The submandibular gland is then retracted posteriorly and inferiorly off of the mylohyoid. A retractor is placed under the posterior aspect of the mylohyoid, retracting it anterior to expose the hypoglossal and lingual nerves and the submandibular duct. The submandibular duct and submandibular ganglion are then ligated. Some surgeons transect the submandibular duct and ligate the duct with a permanent suture, and others ligate the submandibular duct with electrocautery. Note that if a calculus is present within the submandibular duct, it is important that the duct be ligated distal to the calculus and the calculus (or calculi) removed.
Finally, the facial artery is ligated just superiorly to the posterior belly of the digastric, and the submandibular gland is removed.

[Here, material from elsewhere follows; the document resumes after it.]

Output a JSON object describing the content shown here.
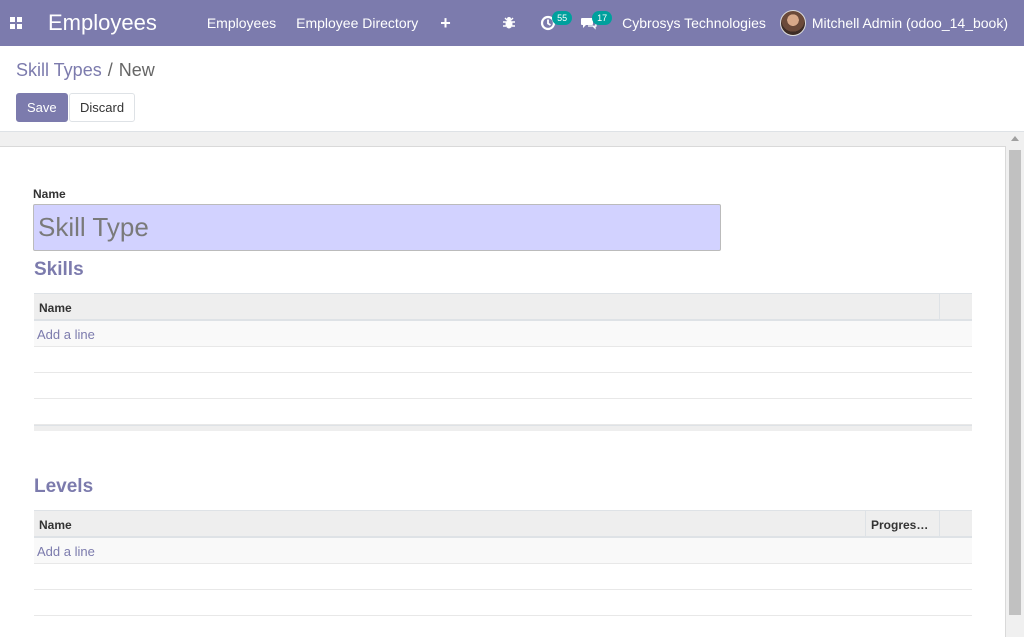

Surgeon preference and cavity size determine the decision to place a drain surgical drain. The wound is closed per the surgeon's preference.
The trans-cervical procedure described above is the most commonly utilized approach for submandibular gland removal. However, alternative approaches have been described, which include intra-oral endoscopic assisted or robot-assisted procedures. These approaches avoid a trans-cervical incision and may be addressed through a variety of incisions, including intra-oral, retro-auricular, postauricular, facelift, and trans-hairline neck incisions. These procedures are currently limited in application due to specialized equipment and surgeon experience.
Particular attention to the marginal mandibular nerve is taken throughout the procedure as described above. In one series, temporary neuropraxia with full recovery of the marginal mandibular nerve following submandibular gland excision occurred 15.6% of cases while permanent marginal weakness occurred in 2.2% of cases. Wound healing issues are comparable with other neck surgeries ranging from between 7% to 22%. Injury to the hypoglossal or lingual nerve occurs in less than 2% of cases. Xerostomia is generally thought to be rare in the setting of unilateral submandibular gland excision though the impact of submandibular gland excision on salivary gland function remains an area of investigation.
In the immediate post-operative period, the hematoma is also possible. The facial artery can result in significant bleeding with potential compressive effects on the airway.
Enhancing Healthcare Team Outcomes
Enhancing healthcare outcomes for patients who undergo submandibular gland excision is multifaceted and involves all healthcare team members. Physicians, nurses, pharmacists, and other health professionals must consider implications on healthcare outcomes that may come into effect when treating patients with infectious, inflammatory, or neoplastic disorders of the submandibular gland because the complications of submandibular disease or associated diseases or syndromes are many and may affect patient outcomes if not addressed appropriately. [Level 5]
Nursing, Allied Health, and Interprofessional Team Monitoring
It is important that nurses who care for these patients in the post-operative period are aware of the risks of the hematoma. If the facial artery is bleeding, rapid management by the surgical team is warranted. Timely management can decrease the risk of severe hemorrhage by addressing the bleeding vessel or airway compromise by relieving the pressure in the neck.